The 1960s Business and the Economy: Overview
The 1960s Business and the Economy: Overview
The American economy flourished during the 1960s, as it had during the previous decade. Despite dips at various points throughout the decade, the Dow Jones Industrial Average, a composite of the prices of thirty top U.S. industrial stocks, and the figure most often quoted when evaluating stock market activity, steadily rose. In January 1966, it topped 1,000 for the first time. Increasing numbers of Americans owned stock and, between 1962 and 1968, stock market growth outdistanced the booming market (or bull market) of the 1920s. Inflation (an increase in currency circulating in the economy, leading to a sharp decrease in its value and a rise in prices) and recession (a temporary decrease in business activity at a time when it had been thriving) were familiar words to business and economy watchers during the 1960s, and in decades to come. However, unlike the 1920s, the 1960s stock market boom was not followed by a depression (an extended period characterized by decreased business activity, increased joblessness, and falling wages and prices).
Despite this prosperity, major shifts were occurring in American business and the workforce. Preexisting corporations were merging and becoming larger, more powerful conglomerates. Consumers increasingly were doing their shopping at discount chain stores and their dining at inexpensive fast-food restaurants, leading to a decrease in the number of single-proprietor businesses. Small farms, and a cherished American way of life, were becoming extinct. Larger, often corporate-owned, farms were replacing family farms, and newly developed farm technology was increasing farm output. Meanwhile, manufacturers were relocating from the Northeast and Midwest to nonunion Southern states, taking jobs with them and robbing industrial cities of their vitality. Manufacturers also were opening factories in foreign countries to take further advantage of cheap labor. These shifts led to a decline in the power of unions.
America was becoming less reliant on industrial and manufacturing industries, as the rapid development of high-tech electronics led to the dawn of the Information Age. Now more than ever, workers found themselves sitting at desks and pushing papers, rather than tilling the soil, working on assembly lines, or making products with their hands. Adding to all this was the increasing presence of women in the workforce. Some took jobs for practical purposes, such as to add to the family income. Young women, in particular, were also being affected by the growing feminist movement. They wanted the freedom to choose their own lifestyles, to pursue professional careers, and to have alternatives to being full-time homemakers.

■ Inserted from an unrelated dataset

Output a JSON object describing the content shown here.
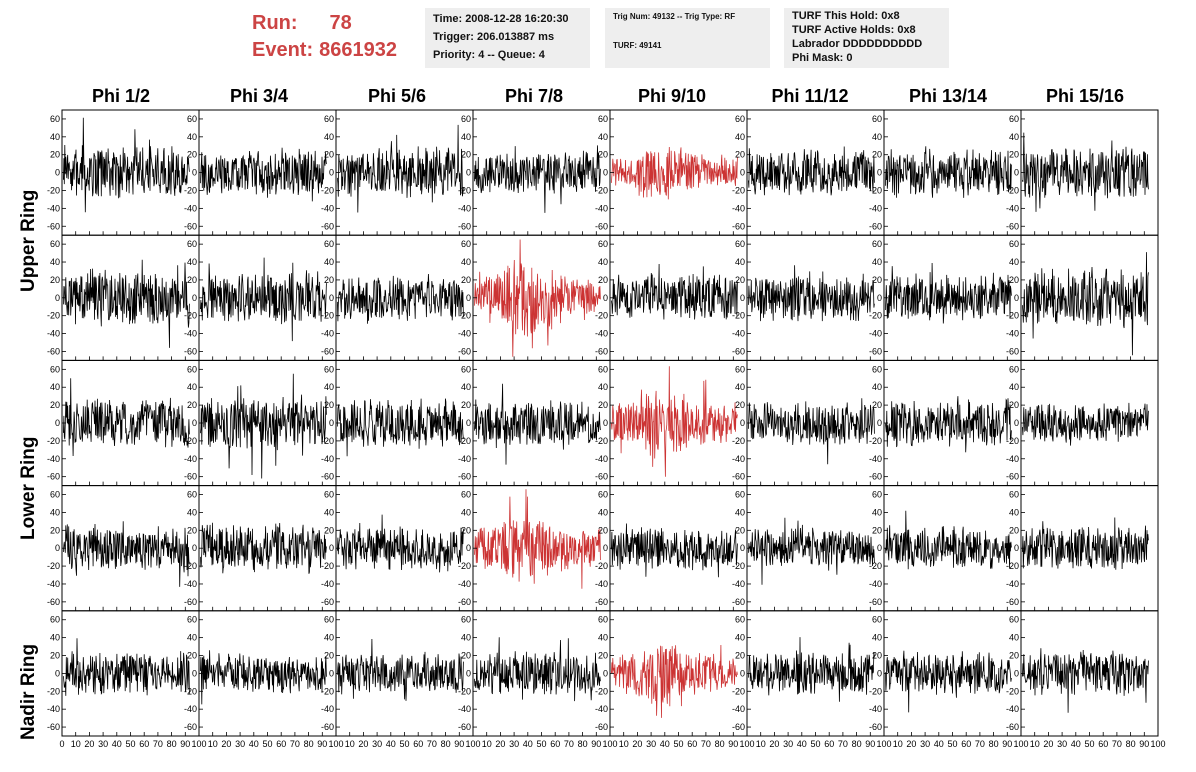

The automobile boom of the 1950s continued into the 1960s. However, car buyers increasingly chose smaller, less-expensive, more energy-efficient cars. Many of these were produced by foreign automakers. The Detroit automakers soon developed their own lines of smaller, sportier cars.
During the 1960s, big business increasingly offered financial support to the arts. Museums and performing arts organizations were unable to meet rising expenses solely on the basis of ticket sales or admission fees. Corporate America increasingly funded arts organizations, resulting in waves of publicity and goodwill for big business.
In 1965, President Lyndon Johnson declared that he envisioned the United States evolving into a "Great Society," a nation of abundance, in which poverty and blight would be eradicated. In such a nation, all American workers would have jobs, and all would be sufficiently paid. However, the events of the decade, and of those to come, derailed plans for Johnson's "Great Society."